The point isn't about limiting to the top 5. The point is that once you get to the things Rust prevents and Zig doesn't, there are quite a few more things that neither prevents, so it's just silly to draw a a particular sharp line between Rust and Zig because they perform exactly the same (in terms of sound guarantees; we're ignoring any softer effects) for most top weaknesses.
Even if you think that difference is so important that it justifies downsides that Rust may have in comparison, you still have to admit that Zig is much, much closer to Rust than to C by that measure.
And this "closer" matters because Rust's memory safety is also not absolute, and Rust proponents must accept that the cost of memory safety is an important factor, too, and sometimes not worth it, or else Rust wouldn't have been invented in the first place. After all, languages that are as memory-safe as Rust and more were more popular than Rust will ever be before it was even invented.
So Rust proponents must accept that eliminating dangerous vulnerabilities is good (unlike C), that productivity and cost do matter (unlike ATS), and that non-absolute memory safety is acceptable. And Zig satisfies all of these points, too.
The reason it's hard to find an objective metric to draw the line between Rust and Zig is because they're actually quite close to each other, at least on this front of trying to find a useful compromise between productivity and guarantees.
> Lastly, filtering on CVEs has a high selection bias: just because security researchers go for the easy vulnerabilities first doesn't mean that the harder ones can be ignored.
Sure, but then you might as well also consider softer effects. For example, maybe a language that's easier to review because it's more explicit, or a language that's faster to compile and is easier to test wins.
And I agree that we should consider all these, but then we start seeing why correctness is such a complicated topic, and we could speculate just as easily that it is Zig that "clearly" wins.

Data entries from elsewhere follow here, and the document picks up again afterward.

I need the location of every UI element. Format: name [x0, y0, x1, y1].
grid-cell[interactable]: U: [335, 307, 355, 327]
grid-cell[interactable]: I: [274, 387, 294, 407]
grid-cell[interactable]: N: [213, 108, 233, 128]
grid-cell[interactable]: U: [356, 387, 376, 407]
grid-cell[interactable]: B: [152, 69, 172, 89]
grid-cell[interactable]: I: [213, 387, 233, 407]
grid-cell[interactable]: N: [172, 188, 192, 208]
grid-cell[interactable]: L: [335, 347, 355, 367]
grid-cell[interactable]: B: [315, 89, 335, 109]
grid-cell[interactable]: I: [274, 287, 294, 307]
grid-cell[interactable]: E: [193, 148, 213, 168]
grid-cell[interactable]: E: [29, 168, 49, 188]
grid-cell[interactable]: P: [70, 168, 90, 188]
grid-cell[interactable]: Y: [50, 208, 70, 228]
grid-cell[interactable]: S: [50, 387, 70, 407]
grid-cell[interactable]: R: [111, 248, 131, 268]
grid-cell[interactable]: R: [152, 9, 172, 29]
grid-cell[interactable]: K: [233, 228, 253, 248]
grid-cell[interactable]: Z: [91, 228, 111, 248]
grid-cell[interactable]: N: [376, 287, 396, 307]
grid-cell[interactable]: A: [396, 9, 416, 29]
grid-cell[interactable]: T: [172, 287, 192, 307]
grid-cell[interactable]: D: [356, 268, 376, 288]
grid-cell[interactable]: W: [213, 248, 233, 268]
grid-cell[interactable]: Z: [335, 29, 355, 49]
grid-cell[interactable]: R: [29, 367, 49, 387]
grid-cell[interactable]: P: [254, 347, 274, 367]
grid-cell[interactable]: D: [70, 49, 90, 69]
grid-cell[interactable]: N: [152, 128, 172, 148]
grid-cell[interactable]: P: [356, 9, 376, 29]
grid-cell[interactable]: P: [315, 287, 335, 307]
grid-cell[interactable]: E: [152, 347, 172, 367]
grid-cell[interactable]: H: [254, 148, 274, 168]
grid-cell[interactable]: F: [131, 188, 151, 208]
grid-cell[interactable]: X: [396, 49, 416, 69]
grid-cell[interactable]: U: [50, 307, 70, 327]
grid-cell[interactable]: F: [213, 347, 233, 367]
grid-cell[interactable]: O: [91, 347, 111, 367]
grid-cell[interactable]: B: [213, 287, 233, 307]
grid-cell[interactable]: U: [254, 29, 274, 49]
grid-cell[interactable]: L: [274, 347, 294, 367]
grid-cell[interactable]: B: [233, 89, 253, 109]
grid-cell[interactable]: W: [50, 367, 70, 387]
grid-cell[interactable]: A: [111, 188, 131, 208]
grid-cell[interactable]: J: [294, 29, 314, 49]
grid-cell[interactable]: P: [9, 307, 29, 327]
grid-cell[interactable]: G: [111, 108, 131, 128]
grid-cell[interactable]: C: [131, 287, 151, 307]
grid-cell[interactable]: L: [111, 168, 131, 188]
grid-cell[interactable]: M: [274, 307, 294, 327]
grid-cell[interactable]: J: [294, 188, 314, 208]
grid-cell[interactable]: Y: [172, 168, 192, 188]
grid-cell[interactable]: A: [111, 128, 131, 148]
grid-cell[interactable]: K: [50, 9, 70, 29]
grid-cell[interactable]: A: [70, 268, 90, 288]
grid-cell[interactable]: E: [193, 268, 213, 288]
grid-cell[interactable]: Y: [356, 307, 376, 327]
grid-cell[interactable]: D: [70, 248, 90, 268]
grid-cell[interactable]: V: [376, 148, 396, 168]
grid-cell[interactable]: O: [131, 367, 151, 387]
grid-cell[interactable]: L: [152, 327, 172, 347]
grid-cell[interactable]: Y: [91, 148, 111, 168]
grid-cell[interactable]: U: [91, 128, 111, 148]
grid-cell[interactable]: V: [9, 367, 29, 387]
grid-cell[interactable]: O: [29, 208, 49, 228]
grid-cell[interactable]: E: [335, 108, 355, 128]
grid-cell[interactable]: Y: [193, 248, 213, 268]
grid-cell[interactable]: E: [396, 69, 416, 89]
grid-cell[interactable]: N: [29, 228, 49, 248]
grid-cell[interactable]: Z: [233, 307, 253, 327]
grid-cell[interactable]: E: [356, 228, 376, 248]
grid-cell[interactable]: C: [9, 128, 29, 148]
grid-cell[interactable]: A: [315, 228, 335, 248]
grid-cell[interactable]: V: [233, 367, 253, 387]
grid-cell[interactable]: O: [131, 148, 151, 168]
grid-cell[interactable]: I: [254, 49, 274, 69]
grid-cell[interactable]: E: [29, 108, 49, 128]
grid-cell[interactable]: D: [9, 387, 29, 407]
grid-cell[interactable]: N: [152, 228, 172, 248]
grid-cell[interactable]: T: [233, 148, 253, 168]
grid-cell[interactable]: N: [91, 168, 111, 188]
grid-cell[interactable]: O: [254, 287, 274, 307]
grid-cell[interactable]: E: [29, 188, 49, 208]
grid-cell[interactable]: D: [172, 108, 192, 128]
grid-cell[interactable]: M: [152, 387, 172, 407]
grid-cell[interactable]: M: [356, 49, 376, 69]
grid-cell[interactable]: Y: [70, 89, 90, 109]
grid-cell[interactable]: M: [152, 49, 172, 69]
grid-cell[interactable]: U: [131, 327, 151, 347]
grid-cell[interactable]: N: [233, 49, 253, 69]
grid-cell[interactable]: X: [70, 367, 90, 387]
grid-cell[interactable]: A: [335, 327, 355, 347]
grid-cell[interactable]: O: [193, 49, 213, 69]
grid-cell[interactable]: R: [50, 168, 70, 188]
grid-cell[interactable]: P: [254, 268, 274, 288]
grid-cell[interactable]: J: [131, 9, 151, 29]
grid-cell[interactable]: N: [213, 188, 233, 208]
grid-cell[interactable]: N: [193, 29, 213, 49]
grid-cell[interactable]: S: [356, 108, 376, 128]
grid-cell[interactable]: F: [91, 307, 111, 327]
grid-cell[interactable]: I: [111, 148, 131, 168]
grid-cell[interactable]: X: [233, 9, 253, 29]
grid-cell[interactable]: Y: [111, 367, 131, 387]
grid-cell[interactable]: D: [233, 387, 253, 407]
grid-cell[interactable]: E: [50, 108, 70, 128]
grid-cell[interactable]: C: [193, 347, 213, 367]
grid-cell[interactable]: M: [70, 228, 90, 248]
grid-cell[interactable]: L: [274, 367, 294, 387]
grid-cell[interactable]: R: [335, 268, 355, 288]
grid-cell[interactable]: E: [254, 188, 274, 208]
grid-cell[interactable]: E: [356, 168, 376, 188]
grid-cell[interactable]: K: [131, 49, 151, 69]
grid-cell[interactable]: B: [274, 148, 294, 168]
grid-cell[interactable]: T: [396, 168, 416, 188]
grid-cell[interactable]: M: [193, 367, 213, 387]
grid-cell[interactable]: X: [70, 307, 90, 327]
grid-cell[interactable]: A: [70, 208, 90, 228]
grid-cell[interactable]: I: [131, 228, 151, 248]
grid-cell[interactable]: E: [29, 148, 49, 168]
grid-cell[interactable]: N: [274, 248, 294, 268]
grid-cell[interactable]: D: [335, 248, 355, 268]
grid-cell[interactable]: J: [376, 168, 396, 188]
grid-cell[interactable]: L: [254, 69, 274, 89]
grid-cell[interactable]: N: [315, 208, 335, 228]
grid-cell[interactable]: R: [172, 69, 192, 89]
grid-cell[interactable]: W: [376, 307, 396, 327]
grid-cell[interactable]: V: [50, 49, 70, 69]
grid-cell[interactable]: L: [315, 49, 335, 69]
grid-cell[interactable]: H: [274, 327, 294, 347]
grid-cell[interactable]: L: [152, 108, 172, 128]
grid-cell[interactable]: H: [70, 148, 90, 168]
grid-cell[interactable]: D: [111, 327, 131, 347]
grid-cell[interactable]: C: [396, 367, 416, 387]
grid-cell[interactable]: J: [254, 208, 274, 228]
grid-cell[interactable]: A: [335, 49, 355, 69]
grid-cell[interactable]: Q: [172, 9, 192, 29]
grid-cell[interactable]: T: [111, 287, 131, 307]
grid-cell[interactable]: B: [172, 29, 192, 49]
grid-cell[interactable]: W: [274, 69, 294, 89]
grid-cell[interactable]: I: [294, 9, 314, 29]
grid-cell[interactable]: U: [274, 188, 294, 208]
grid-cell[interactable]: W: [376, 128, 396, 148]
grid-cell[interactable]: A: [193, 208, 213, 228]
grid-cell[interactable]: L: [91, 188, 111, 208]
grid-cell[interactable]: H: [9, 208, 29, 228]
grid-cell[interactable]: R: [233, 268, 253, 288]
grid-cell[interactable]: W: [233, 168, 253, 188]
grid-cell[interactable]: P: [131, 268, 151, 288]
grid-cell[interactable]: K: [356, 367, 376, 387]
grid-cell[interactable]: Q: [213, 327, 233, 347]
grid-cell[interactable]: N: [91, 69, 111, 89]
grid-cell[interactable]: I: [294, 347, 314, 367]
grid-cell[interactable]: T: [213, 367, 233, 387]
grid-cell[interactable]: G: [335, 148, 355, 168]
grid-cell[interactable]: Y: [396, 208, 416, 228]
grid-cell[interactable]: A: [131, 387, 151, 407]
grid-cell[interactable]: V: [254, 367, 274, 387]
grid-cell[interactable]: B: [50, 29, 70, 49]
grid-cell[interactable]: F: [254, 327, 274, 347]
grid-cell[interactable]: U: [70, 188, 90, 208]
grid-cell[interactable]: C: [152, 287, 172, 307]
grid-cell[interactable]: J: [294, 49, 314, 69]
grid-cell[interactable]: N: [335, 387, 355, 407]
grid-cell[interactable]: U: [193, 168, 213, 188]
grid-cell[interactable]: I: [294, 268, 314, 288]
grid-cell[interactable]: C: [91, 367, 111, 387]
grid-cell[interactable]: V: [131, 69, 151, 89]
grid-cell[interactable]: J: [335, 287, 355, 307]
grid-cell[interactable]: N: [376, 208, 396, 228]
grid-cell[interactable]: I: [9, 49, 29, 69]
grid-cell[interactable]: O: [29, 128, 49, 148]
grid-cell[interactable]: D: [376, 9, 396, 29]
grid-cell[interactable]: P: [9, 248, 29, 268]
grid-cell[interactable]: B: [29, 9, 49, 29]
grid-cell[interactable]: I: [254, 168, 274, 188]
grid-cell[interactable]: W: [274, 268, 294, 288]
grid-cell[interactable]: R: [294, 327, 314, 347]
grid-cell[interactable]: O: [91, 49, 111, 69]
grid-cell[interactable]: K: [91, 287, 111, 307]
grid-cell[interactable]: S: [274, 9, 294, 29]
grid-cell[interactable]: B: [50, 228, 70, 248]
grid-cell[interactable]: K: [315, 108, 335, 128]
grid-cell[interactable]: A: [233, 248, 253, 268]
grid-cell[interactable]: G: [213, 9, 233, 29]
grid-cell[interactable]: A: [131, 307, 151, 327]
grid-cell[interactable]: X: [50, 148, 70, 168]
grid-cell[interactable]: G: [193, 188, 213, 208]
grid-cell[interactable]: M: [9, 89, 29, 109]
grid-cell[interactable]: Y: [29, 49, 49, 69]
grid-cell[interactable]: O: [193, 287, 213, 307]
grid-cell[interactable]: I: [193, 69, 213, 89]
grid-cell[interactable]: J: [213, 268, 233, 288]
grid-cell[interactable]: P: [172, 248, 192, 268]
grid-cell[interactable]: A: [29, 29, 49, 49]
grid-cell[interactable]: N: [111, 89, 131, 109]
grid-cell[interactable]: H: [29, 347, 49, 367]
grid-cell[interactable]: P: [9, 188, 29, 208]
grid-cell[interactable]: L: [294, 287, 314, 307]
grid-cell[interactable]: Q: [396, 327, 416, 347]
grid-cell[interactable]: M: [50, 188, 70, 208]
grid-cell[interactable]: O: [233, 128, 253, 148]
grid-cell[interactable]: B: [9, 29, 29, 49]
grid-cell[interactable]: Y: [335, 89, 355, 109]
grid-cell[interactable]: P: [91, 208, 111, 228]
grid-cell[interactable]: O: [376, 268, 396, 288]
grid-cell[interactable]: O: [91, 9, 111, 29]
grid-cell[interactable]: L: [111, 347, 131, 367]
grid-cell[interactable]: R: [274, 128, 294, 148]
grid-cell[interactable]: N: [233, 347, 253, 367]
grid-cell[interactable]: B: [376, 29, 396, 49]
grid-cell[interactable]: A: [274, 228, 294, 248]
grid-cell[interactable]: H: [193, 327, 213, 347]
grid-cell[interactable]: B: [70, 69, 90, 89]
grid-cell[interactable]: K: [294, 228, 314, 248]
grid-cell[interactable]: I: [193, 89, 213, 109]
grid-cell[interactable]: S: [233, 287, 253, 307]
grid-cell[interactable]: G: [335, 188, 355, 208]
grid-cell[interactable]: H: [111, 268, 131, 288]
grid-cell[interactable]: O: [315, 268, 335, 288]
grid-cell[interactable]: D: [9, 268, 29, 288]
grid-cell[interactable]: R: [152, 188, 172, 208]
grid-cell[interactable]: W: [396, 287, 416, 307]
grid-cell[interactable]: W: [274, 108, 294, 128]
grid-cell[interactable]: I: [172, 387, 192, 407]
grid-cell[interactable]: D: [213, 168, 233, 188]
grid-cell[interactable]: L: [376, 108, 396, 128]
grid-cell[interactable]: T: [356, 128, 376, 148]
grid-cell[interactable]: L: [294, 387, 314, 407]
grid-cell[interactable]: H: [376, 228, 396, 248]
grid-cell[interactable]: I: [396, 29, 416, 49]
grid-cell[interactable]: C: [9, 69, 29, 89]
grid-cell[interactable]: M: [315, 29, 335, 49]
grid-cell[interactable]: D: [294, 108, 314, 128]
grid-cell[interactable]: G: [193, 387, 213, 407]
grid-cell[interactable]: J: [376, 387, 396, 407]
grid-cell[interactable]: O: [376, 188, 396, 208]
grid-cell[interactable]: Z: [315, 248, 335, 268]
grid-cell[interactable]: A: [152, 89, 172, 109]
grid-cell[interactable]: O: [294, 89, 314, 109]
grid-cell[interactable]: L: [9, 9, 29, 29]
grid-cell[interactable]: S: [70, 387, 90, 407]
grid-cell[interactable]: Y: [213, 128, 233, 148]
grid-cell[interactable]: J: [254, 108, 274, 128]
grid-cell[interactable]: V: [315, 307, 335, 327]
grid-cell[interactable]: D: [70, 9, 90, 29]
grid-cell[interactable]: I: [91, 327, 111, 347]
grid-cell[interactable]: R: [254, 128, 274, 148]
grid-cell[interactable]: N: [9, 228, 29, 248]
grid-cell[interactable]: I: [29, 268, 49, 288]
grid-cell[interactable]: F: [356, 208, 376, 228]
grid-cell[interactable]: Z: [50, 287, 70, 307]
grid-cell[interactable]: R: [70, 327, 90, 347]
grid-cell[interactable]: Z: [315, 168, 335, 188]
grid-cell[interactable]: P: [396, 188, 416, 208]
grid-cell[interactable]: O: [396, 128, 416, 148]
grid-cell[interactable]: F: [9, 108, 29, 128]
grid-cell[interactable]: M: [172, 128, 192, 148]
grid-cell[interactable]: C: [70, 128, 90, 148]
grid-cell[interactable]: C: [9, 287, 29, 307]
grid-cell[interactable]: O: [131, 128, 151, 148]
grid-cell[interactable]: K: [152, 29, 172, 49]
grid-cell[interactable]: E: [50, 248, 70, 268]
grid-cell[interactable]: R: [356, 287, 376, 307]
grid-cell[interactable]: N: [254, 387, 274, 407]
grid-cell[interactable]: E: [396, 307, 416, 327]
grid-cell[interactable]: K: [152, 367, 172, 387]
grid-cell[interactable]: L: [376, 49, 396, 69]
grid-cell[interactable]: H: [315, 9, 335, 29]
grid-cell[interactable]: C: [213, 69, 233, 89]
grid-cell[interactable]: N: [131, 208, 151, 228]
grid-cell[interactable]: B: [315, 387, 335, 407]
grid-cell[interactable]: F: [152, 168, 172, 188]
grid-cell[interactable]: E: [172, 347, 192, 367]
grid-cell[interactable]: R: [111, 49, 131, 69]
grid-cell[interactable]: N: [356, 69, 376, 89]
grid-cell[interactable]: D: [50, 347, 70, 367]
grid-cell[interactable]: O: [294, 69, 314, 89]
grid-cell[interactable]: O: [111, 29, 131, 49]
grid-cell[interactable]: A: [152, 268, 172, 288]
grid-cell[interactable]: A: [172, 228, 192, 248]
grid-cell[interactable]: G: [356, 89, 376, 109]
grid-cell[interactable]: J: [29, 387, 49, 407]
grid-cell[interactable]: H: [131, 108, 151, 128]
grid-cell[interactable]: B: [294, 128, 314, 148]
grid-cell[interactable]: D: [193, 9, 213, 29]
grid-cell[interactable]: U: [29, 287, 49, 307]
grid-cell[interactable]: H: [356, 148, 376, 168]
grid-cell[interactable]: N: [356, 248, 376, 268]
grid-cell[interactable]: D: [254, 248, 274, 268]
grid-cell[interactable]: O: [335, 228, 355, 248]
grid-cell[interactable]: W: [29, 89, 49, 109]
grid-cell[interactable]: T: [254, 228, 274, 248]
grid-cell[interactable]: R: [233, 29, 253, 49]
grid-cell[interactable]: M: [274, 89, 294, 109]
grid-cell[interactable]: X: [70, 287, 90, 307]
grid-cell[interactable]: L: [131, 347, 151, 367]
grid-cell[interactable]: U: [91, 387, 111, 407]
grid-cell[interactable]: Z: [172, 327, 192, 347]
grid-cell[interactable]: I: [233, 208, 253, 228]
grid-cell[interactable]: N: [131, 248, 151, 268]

Anyway, it's perfectly fine for people to prefer Rust because they like it. But the attempt to find objective reasons for this preference is not based on any truly objective foundations, and just looks like some desperate rationalisation.
And BTW,
> relevant to applications that would typically be written in C/C++/Rust/Zig
If you think that Rust and Zig are designed to target the exact same domains, then some of the "softer" aspects I mentioned could play even a larger role. I mean, the portion of software written in low level languages has been declining steadily for a long time with no sign of a change in the trend. To me it seems that Zig has internalised the narrower and more focused and role of low-level languages today compared to what C++ imagined it would be in the eighties.